Lewis Sperry Chafer was by all accounts extremely important in the forming of the theology of dispensational premillennialism. Chafer taught that “grace delivers the child of God ‘from every aspect of the law—as rule of life….’”3 So far did Chafer go in asserting the antinomism of his theology that he dared to emasculate the admonitions, that is, commandments, of the New Testament: “Grace teachings are not laws; they are suggestions. They are not demands; they are beseechings.”4
According to this antinomian father of dispensational premillennialism, God merely “suggests” to the New Testament Christian that husbands love their wives; that wives be in subjection to their husbands; that children obey their parents; and that parents not provoke their children to wrath (Eph. 5, 6). For God to “command” this behavior of New Testament Christians would be for Him to run afoul of dispensationalism’s restriction of law (as the rule of life) to the Old Testament and millennial Jews.
A “suggesting” god is a different god from the commanding God of the Reformed faith.
The god of L. S. Chafer is a different god from the one, true, sovereign God confessed by the Heidelberg Catechism in Lord’s Days 34-44. The God confessed by the Reformed Catechism” is not a “suggesting” God. To suggest that He is would be to insult, if not deny, Him. The God of the Reformed Catechism and faith is the God who “enjoins,” “requires,” “forbids,” and “commands.” He enjoins, requires, forbids, and commands the church and the New Testament Christian.
The Reformed church does not present to the members of the congregation a god’s “suggestions” how they might live if they choose to do so. But the Reformed church “preaches the ten commandments strictly,” that is, according to the original German of Q. 115 of the Heidelberg Catechism, “sharply.”
And the Reformed Christian is not the man or woman who heeds or disregards a god’s “suggestions” as he or she pleases. But he is the man or woman who obeys God’s law.

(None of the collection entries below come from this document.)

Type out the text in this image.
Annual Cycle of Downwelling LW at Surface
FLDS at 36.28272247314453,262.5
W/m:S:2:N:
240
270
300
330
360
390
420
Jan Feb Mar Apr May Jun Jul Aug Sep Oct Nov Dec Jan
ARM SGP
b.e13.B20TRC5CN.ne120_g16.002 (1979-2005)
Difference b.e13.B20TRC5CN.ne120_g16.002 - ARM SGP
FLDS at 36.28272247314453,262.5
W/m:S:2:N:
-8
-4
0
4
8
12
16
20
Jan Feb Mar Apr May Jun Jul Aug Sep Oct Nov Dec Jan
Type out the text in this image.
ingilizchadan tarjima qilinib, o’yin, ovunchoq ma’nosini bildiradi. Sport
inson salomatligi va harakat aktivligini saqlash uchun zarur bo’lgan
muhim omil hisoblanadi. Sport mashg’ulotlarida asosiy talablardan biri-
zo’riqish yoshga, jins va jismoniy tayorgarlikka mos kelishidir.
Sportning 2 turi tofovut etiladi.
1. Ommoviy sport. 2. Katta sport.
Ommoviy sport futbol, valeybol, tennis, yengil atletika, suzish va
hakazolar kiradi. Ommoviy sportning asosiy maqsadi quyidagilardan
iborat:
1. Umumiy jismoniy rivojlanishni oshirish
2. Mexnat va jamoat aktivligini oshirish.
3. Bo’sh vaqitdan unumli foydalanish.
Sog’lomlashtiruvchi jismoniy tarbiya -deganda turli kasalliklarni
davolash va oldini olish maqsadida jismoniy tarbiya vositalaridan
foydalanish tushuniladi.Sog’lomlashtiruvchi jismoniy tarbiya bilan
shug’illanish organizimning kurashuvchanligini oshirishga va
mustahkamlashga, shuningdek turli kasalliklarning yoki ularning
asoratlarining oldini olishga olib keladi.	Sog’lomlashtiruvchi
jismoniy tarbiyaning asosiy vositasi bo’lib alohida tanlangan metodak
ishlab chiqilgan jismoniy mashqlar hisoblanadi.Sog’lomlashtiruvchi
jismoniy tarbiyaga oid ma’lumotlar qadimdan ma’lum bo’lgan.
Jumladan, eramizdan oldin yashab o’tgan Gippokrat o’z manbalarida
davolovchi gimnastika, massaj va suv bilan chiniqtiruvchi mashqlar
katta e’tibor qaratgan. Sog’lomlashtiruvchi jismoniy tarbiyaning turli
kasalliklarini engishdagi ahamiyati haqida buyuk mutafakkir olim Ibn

The historic, creedal Reformed faith takes issue with antinomism, fundamentally, by confessing that the law of the Ten Commandments is the authoritative guide of the holy life of thankfulness of the believing child of God: “Our Reformers, especially Calvin, have perfectly correctly taught that, although Christ has fulfilled the law, believers have need of that law, first of all as mirror of sin, in order from it to receive knowledge of sin and misery, but also as guide of the life of thankfulness.”5
(to be continued)
1 C. I. Scofield, Rightly Dividing the Word of Truth (New York/Chicago: Fleming H. Revell, n.d.), 50.
2 Scofield, 61.
3 The quotation is from dispensationalist John MacArthur, The Gospel according to the Apostles: The Role of Works in the Life of Faith (Nashville, Tennessee: Word, 1993, 2000), 227. The quotation within the quotation is from Chafer’s Systematic Theology.
4 Chafer, quoted in MacArthur, Gospel according to the Apostles, 227. The emphasis is Chafer’s, or MacArthur’s.
5 “Antinomianisme” [“Antinomianism], in Christelijke Encyclopaedie voor het Nederlandsche Volk [Christian Encyclopedia for the Dutch People], ed. F. W. Grosheide, J. H. Landwehr, C. Lindeboom, and J. C. Rullmann, 6 vols. (Kampen: J. H. Kok, 1925), 1.130, translation mine (the work has not been translated; emphasis added).